A private-equity firm called Panda Power Funds has proposed to build an 859-megawatt natural-gas-fired power plant in an industrial area of Brandywine in Prince George’s County that it said would create 700 to 800 construction jobs and 25 long-term jobs for people to run the facility.
Every megawatt of plant capacity is enough to power about a thousand homes. Maryland imports 40 percent of its electricity from power plants in other states.
The Dallas-based firm, which needs the approval of the Maryland Public Service Commission for the plant, said it has taken pains to make it “one of the cleanest, most efficient” natural-gas-fueled power plants. It said that it would use recycled municipal wastewater for cooling and return its wastewater to a treatment plant to avoid harmful discharges into the Chesapeake Bay.
Panda Power, which owns a solar farm in New Jersey and has three power plants under construction in Texas, was formed in 2010 and manages funds raised mostly from large pension funds. It hopes to begin construction of the Maryland plant in late 2014 or early 2015 and to complete it by mid-2017.
The proposed plant would attempt to take advantage of broad changes going on in electric power markets. Although Maryland barred drilling for shale gas and Gov. Martin O’Malley (D) has sought to boost renewable energy projects, large new supplies of shale gas in nearby Pennsylvania have helped drive down prices and triggered a wave of gas plant construction.
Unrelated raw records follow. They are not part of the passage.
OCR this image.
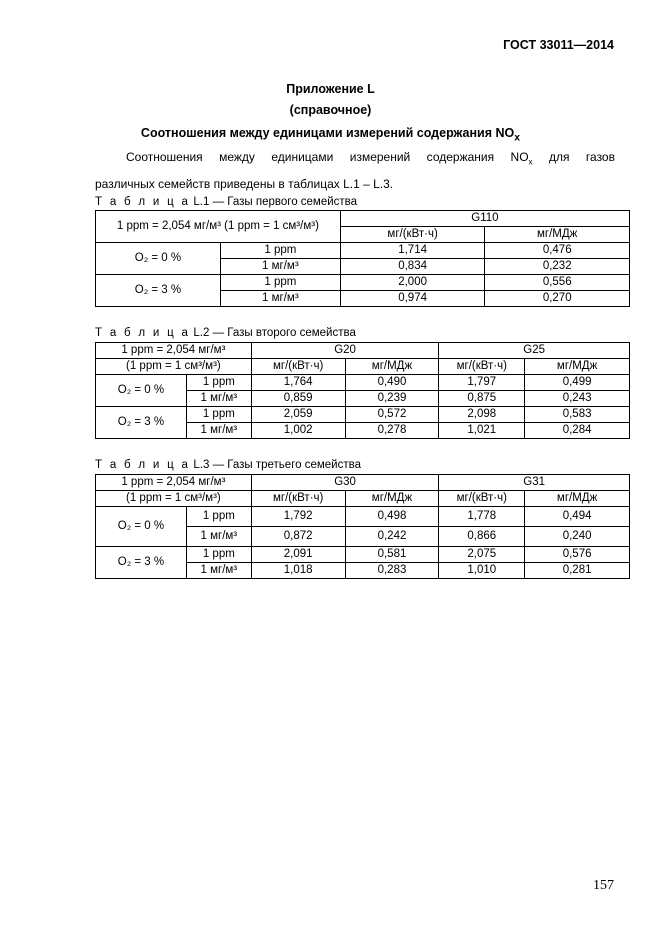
ГОСТ 33011—2014
Приложение L
(справочное)
Соотношения между единицами измерений содержания $NO_x$
Соотношения между единицами измерений содержания $NO_x$ для газов
различных семейств приведены в таблицах L.1 – L.3.
Т а б л и ц а L.1 — Газы первого семейства
1 ppm = 2,054 мг/м³ (1 ppm = 1 см³/м³)		G110	
		мг/(кВт·ч)	мг/МДж
O₂ = 0 %	1 ppm	1,714	0,476
	1 мг/м³	0,834	0,232
O₂ = 3 %	1 ppm	2,000	0,556
	1 мг/м³	0,974	0,270
Т а б л и ц а L.2 — Газы второго семейства
1 ppm = 2,054 мг/м³		G20		G25	
(1 ppm = 1 см³/м³)		мг/(кВт·ч)	мг/МДж	мг/(кВт·ч)	мг/МДж
O₂ = 0 %	1 ppm	1,764	0,490	1,797	0,499
	1 мг/м³	0,859	0,239	0,875	0,243
O₂ = 3 %	1 ppm	2,059	0,572	2,098	0,583
	1 мг/м³	1,002	0,278	1,021	0,284
Т а б л и ц а L.3 — Газы третьего семейства
1 ppm = 2,054 мг/м³		G30		G31	
(1 ppm = 1 см³/м³)		мг/(кВт·ч)	мг/МДж	мг/(кВт·ч)	мг/МДж
O₂ = 0 %	1 ppm	1,792	0,498	1,778	0,494
	1 мг/м³	0,872	0,242	0,866	0,240
O₂ = 3 %	1 ppm	2,091	0,581	2,075	0,576
	1 мг/м³	1,018	0,283	1,010	0,281
157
Moreover, with many aging coal plants slated for closure, Panda Power hopes its output would be in strong demand in the regional electricity grid. Panda Power spokesman Bill Pentak noted that the regional grid has plants producing 20,000 megawatts of power scheduled to be shut down. He added that power plants producing 70,000 megawatts in the region have an average age of 56 years.
The firm did not disclose total construction costs, but the U.S. Energy Information Administration has estimated that the cost of the relatively more efficient but costly combined-cycle gas plant of the type proposed by Panda is about $1 million per megawatt, which would be about $860 million for this project. Panda Power said that the project would “contribute” about $1.2 billion to the Maryland economy over a 10-year period.
The firm said the plant would be located between Air Force Road and the CSX rail line off Brandywine Road. It said that it would be designed with large setbacks, low sight lines, trees and berms to hide it from view and preserve local home values.